Gagner contre le lobby de la santé

de: Edito de Christian Dandrès, président du SSP

L’avenir du système de santé se joue le 24 novembre. Avec le vote sur la contre-réforme de la LAMal (EFAS), la population peut mettre un cran d’arrêt à la soumission du secteur de la santé à la logique marchande et au pouvoir des caisses-maladie.

Eric Roset

Nous avons obtenu deux victoires pour nos retraites (13e rente AVS, LPP 21). Ces scrutins marquent une décennie de combat pour sauver les rentes. Nous avons battu le lobby des assurances-vie. Avec EFAS, nous devons gagner contre le lobby de la santé. EFAS décline dans le domaine des soins la même volonté de démanteler les avancées sociales du siècle dernier que représentent l’AVS, la LAMal et la protection des locataires.

EFAS remet en cause la logique d’assurance sociale censée protéger de manière universelle les assuré-e-s, pour la remplacer par le rationnement des soins pour celles et ceux qui n’ont que l’assurance de base et, de l’autre côté, des profits en hausse pour les «acteurs majeurs» du système (assurances, cliniques, pharmas).

EFAS casse la solidarité. Elle provoquera une hausse des primes maladie et de la participation directe des assuré·e·s. Même santésuisse n’en fait pas mystère.

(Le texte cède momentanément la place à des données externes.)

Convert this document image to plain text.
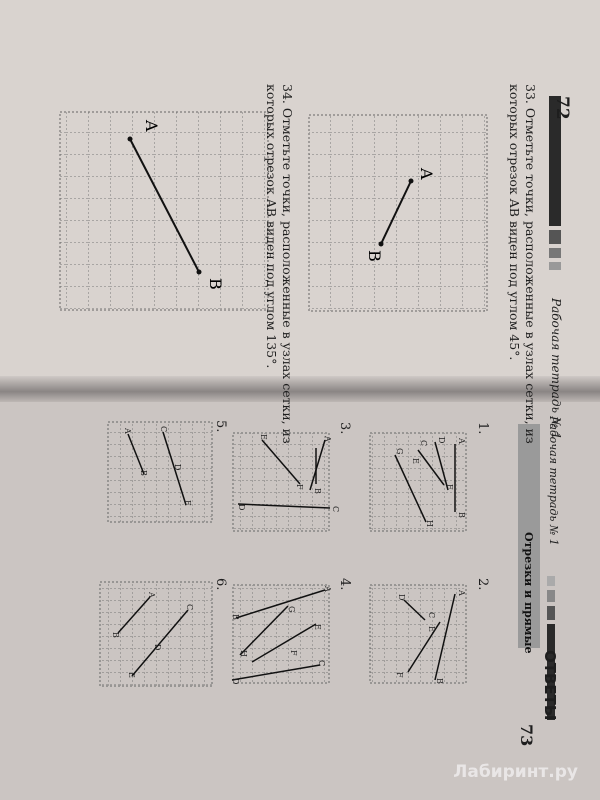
A
B
A
B
72
Рабочая тетрадь № 1
33. Отметьте точки, расположенные в узлах сетки, из
которых отрезок AB виден под углом 45°.
34. Отметьте точки, расположенные в узлах сетки, из
которых отрезок AB виден под углом 135°.
Рабочая тетрадь № 1
ОТВЕТЫ
73
Отрезки и прямые
1.
2.
3.
4.
5.
6.
A
B
D
C
E
F
G
H
A
B
C
D
E
F
A
B
C
D
E
F
A
B
C
D
E
F
G
H
A
B
C
D
E
A
B
C
D
E
Лабиринт.ру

Des cantons ont profité des travaux parlementaires pour se décharger de leur responsabilité dans le financement des soins. EFAS réduira celui-ci de plus de la moitié pour les hospitalisations et en moyenne de la moitié pour les soins aux aîné·e·s (soins à domicile et en EMS). Or, le besoin de financement dans ce domaine ne cesse d’augmenter avec le vieillissement de la population et l’accroissement des maladies du grand âge.

EFAS donnera aux caisses-maladie la mainmise sur l’entier du système, au prétexte de «simplification».

Les cantons se désengageront de leur responsabilité au profit des caisses-maladie qui deviendront le principal interlocuteur des hôpitaux et des établissements de soins. Ce ne sont pas moins de 13 milliards de francs de nos impôts, en plus des 38 milliards de primes que les assurances gèrent déjà, que les cantons devront leur verser.

Or, ce pouvoir exorbitant des assureurs est le cœur du problème vu leur opacité, leurs frais de fonctionnement et leurs conflits d’intérêts permanents. En Suisse, les caisses-maladie sont responsables de l’assurance de base tout en étant autorisées à «chasser» des client·e·s pour leurs assurances complémentaires lucratives.

EFAS prépare le terrain à la prochaine étape du projet des caisses-maladie – voulue par Blocher, Rickli et consorts – soit l’imposition à toute la population de réseaux de soins contraints sous la seule responsabilité des assureurs. Sans attendre le résultat du 24 novembre prochain, le principe a déjà été voté en septembre dernier au Conseil des États: sur le modèle des États-Unis, un système de santé contrôlé par des assureurs qui décideraient de la prise en charge médicale, à la place des patient·e·s et de leurs médecins.

EFAS étendra aux soins aux aîné·e·s la même logique financière qui fait exploser les primes, casse les conditions de travail des personnels de santé et met les hôpitaux publics au bord de la faillite.

Ce système, déjà imposé aux hôpitaux en 2012, remplacera le subventionnement et la garantie de déficit des cantons. Il a permis aux cliniques privées de se faire une place au soleil. Elles accaparent désormais les domaines de soins rentables, pour lesquels il n’est pas nécessaire d’avoir un accueil 24 h/24, 7 j/7. Elles sélectionnent les «opérations rentables», tandis que les situations complexes sont laissées aux hôpitaux publics.

Les conséquences sont catastrophiques pour les hôpitaux publics, leurs patient·e·s et les personnels de santé. En quelques années, les conditions de travail se sont dégradées au point que la relève n’est plus assurée.

La révision de la LAMal en cours poursuit cette logique: rentabilité au lieu de qualité pour les soins aux aîné·e·s.

La campagne contre EFAS est aussi importante que celles que nous venons de gagner pour l’AVS et la LPP. Il ne s’agit rien de moins que de solidarité et de dignité humaine.